Q. Cholesterol-lowering drugs like simvastatin or pravastatin make my muscles weak and my brain foggy. Without statins my brain works fine but my cholesterol climbs.
My doctor agrees that I can’t tolerate statins but he hasn’t offered me anything but Welchol. I eat no red meat and almost no fat. My cholesterol is over 230 and that is too high. What else can you recommend?
A. You are not the only person who has reported complications with statins such as atorvastatin, lovastatin, pravastatin or simvastatin. Many visitors to this website have shared stories such as the following:
“I was led to believe that ‘some light muscle cramping is possible, but very rare’. How stupid of me! I am now 60, but two years ago I ran about 40 to 50 miles per week, with several marathons completed. After a few months on Crestor, my shoulders and back muscles were just trashed after a day’s sailing. It took over 2 months to recover.
“Later, I experienced severe leg cramps in the latter stages of a 12 mile run. My doctor was adamant it was not the drug, so I kept running, but slowly, figuring I had just overdone it that one day and would slowly recover as usual.
“After three more months, I was almost paralyzed. After driving for about two hours, I could hardly climb out of my car! Then the doctor decided to reduce the dose; when that didn’t work, he switched me to Zocor (simvastatin).
“The Zocor label has a warning not to eat grapefruit. As a runner, I consume citrus fruit regularly, so that was THE day I decided not to take Crestor, nor Zocor, although my doctor continued to assertively promote this drug. I have since mostly recovered, but still experience some weakness when running hills, and take an unusually long time to recover from long runs.”
“I began using Pravachol (pravastatin) for borderline elevated cholesterol levels (because I am diabetic).

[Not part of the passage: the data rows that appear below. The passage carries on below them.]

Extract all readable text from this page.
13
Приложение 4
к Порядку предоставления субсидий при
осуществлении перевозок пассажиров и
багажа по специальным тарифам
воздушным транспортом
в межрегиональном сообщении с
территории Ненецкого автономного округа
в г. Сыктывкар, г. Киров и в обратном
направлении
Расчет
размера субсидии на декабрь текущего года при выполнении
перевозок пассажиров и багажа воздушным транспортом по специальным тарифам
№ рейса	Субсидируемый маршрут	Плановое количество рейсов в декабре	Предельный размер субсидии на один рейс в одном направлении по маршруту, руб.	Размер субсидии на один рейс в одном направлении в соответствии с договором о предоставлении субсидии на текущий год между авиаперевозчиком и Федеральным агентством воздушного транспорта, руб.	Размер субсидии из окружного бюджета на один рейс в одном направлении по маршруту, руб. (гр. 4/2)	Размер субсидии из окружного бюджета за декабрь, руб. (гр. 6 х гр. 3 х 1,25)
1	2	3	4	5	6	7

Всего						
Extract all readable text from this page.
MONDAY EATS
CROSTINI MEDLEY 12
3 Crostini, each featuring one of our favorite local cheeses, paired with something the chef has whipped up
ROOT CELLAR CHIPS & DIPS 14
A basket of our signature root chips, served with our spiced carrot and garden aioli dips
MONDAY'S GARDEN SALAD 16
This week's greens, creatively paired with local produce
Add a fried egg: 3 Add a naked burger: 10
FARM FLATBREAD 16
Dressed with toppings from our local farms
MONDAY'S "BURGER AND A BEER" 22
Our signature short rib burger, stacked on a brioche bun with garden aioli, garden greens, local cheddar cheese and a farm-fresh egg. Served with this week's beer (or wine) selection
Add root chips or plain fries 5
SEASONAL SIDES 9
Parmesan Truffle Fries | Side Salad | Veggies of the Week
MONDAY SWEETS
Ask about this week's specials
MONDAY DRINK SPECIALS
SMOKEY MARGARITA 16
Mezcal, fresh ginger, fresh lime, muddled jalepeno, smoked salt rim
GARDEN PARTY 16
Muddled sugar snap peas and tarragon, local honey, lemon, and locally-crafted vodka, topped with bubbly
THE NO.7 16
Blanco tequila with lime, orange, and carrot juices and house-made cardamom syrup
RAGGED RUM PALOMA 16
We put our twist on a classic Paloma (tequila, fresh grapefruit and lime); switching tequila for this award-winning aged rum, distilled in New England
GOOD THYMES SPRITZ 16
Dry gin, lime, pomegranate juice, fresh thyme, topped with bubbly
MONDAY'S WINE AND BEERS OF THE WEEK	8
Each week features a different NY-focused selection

After a couple of weeks, I began having severe pain in both legs, but much more pronounced in my right leg.
“Coincidentally I also had a benign lipoma in my right calf. The doctors zeroed in on that, lacking any other reason for my symptoms which were rapidly growing worse: severe pain requiring medication, loss of coordination and speed in walking, loss of bladder control, spiraling downward until I required the use of a wheelchair to leave home.
“I saw neurologists, orthopods, and finally a surgeon. Thank God he was an intelligent and ethical one.
“I remembered faintly hearing something about statins causing leg pain (a fact vehemently denied by all my docs). The surgeon said in his opinion it would be very worthwhile to try stopping the Pravachol before contemplating surgery on the lipoma (because as a diabetic, the prognosis for a full recovery were not good).
“Long story short, I did — and all the distressing symptoms ceased within a couple of weeks.”
“I suffered from 10 hours of amnesia in 2009 when I was 63 years old. I had been on statins for ten years. Upon rising that morning, my blood pressure was very high and would not drop so I was hospitalized and thoroughly tested, including MRI, EEG and EKG for stroke or other possible causes including blockage of carotid arteries.
“All of those tests were negative. My final diagnosis was that I had suffered a TGA (Transient Global Amnesia). I don’t remember all those tests but came out of the amnesia feeling well. I went off statins and now control my cholesterol with Inositol Hexanicotinate, 1600 mg daily. My cholesterol is not as low as it was on statins, but is in an acceptable range.”
It is possible to control blood lipids without statins.
One approach that may be helpful is to include a little more fat in your diet. Anti-inflammatory omega-3 fats from fish (salmon, sardines, tuna) or nuts (walnuts) can help control cholesterol and fight dangerous inflammation in the blood vessels. That may be almost as important in preventing a heart attack as lowering your cholesterol.
The Guide to Cholesterol Control and Heart Health we are sending you has many such suggestions for non-drug approaches to lowering cholesterol, including some you may not have considered, such as grape, pomegranate or red grapefruit juice. Supplements containing niacin, psyllium fiber or magnesium may also be helpful.